Tribunal Administratif de Cergy-Pontoise — Décision N° TA95-2503324
jeudi 22 janvier 2026
| Juridiction | Tribunal Administratif de Cergy-Pontoise |
| Section | Tribunal Administratif de Cergy-Pontoise |
| N° Dossier | TA95-2503324 |
| Type | Décision |
| Recours | Excès de pouvoir |
| Formation | 4ème Chambre |
| Avocat requérant | BEKA-ESSONGVILLE |
Résumé IA
Le Tribunal administratif de Cergy-Pontoise a été saisi par Mme B..., ressortissante gabonaise, d’un recours en excès de pouvoir contre un arrêté du préfet du Val-d’Oise refusant le renouvellement de son titre de séjour étudiant et l’obligeant à quitter le territoire. La requérante a toutefois informé le tribunal, par un mémoire du 30 décembre 2025, que sa requête n’avait plus lieu d’être.

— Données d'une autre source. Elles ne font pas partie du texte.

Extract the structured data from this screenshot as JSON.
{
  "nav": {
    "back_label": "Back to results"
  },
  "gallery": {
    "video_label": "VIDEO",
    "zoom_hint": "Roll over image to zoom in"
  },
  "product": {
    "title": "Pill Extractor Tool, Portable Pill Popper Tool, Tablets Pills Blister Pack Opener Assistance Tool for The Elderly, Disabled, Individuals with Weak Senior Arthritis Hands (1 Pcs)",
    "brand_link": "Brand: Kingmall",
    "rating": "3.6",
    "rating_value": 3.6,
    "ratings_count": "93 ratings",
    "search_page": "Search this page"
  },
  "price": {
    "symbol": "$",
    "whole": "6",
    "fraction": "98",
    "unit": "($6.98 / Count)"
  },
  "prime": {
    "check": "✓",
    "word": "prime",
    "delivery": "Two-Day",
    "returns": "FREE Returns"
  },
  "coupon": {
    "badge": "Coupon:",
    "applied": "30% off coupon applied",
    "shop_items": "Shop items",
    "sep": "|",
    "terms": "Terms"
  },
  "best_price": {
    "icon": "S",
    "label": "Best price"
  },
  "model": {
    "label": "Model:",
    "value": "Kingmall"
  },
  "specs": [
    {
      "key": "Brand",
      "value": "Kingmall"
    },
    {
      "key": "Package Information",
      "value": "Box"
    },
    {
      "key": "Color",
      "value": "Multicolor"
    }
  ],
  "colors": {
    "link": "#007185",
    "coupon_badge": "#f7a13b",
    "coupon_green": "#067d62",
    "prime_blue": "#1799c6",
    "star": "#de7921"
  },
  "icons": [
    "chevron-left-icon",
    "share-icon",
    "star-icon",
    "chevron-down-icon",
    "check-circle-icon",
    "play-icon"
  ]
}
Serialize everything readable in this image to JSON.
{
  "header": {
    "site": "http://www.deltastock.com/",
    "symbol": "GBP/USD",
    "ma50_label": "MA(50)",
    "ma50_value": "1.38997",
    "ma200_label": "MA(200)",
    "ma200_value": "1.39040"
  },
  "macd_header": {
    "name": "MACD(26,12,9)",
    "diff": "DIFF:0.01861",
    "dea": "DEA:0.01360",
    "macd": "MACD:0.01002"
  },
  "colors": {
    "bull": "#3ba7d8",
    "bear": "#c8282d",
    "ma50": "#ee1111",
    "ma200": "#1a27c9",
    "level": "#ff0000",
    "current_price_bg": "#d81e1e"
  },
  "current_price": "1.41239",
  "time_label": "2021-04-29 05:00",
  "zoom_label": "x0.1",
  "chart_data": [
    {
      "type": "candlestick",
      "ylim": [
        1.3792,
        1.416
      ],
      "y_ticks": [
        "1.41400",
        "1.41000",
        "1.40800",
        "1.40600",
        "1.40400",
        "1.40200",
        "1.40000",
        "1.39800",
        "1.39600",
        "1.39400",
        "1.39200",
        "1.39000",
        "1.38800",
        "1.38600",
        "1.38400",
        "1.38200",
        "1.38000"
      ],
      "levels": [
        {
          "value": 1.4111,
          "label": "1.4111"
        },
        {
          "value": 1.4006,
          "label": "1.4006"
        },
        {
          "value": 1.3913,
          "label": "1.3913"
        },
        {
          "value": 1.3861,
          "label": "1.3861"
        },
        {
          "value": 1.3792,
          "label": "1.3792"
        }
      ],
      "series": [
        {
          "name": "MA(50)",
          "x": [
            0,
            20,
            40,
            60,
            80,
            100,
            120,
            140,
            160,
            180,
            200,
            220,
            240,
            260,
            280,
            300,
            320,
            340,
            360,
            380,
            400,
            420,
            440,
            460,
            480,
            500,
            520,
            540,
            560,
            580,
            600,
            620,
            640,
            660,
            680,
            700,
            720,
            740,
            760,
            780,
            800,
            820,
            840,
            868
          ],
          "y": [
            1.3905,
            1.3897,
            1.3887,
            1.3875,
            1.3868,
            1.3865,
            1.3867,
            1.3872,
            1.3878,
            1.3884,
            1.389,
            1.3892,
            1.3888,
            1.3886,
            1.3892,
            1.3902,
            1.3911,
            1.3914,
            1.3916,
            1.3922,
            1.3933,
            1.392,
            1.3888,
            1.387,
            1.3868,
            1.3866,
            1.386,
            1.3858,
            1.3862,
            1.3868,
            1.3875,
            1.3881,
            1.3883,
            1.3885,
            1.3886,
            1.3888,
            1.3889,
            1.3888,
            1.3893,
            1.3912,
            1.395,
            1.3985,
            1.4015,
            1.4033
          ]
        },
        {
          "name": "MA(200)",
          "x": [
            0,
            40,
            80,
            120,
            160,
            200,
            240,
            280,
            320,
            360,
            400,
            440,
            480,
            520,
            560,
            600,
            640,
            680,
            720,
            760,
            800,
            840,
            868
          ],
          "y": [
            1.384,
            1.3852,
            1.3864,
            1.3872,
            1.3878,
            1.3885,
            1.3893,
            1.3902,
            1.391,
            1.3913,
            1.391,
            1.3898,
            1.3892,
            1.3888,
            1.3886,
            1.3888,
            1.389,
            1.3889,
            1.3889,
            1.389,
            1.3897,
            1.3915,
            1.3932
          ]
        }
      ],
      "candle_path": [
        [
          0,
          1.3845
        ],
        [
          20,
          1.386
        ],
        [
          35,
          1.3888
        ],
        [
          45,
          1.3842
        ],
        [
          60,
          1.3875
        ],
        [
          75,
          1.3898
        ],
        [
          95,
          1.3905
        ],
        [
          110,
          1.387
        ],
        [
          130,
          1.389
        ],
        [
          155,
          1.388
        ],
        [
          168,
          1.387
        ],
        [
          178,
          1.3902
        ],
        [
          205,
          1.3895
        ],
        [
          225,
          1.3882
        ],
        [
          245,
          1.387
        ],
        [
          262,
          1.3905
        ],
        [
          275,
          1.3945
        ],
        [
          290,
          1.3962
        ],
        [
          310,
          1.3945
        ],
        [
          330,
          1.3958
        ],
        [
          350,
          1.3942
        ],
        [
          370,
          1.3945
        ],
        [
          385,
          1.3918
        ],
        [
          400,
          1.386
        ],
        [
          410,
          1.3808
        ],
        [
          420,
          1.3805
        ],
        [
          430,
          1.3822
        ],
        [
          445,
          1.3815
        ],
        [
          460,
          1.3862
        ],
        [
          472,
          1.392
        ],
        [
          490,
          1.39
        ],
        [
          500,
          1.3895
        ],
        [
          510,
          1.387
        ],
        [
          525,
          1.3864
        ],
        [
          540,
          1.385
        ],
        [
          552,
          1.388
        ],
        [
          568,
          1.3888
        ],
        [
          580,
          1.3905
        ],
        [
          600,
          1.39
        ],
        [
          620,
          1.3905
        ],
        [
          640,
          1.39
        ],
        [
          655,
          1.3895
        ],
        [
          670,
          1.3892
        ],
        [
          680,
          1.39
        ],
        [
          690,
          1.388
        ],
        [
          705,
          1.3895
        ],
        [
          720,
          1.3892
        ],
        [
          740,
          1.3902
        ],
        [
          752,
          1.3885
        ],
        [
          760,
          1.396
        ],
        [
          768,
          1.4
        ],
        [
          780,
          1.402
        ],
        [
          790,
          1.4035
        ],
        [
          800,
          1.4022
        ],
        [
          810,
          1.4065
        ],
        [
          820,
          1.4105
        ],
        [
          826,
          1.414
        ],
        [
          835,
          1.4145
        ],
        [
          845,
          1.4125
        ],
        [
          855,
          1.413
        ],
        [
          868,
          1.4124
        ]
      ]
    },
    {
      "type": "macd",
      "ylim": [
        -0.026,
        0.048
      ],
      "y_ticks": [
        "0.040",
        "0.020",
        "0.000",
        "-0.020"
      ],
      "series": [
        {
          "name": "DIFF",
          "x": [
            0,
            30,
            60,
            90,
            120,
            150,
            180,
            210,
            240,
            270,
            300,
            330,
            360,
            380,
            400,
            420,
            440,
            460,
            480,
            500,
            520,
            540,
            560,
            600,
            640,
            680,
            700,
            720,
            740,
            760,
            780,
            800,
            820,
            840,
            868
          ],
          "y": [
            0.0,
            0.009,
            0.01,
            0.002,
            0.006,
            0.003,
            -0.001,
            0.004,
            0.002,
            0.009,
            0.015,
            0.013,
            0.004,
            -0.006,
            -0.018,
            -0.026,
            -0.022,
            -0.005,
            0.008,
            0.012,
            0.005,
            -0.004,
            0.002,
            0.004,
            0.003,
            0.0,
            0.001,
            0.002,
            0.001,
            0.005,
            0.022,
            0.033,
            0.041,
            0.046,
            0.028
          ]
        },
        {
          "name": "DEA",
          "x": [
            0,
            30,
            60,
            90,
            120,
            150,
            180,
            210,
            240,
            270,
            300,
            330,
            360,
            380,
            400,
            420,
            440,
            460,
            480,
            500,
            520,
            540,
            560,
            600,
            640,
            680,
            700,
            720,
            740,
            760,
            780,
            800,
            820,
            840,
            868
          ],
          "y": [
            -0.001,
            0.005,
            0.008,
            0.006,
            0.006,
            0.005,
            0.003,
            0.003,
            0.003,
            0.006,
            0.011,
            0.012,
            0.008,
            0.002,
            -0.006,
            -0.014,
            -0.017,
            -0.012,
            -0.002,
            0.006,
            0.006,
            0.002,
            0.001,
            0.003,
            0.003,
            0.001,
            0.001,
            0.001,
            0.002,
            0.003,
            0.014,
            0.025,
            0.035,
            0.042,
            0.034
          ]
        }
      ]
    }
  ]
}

Le tribunal a constaté que ce désistement était pur et simple et qu’il n’y avait pas d’obstacle à en donner acte. Par un jugement du 22 janvier 2026, la 4ème chambre a donc donné acte du désistement de Mme B..., sans examiner le fond du litige ni appliquer d’autres textes que les dispositions générales du code de justice administrative.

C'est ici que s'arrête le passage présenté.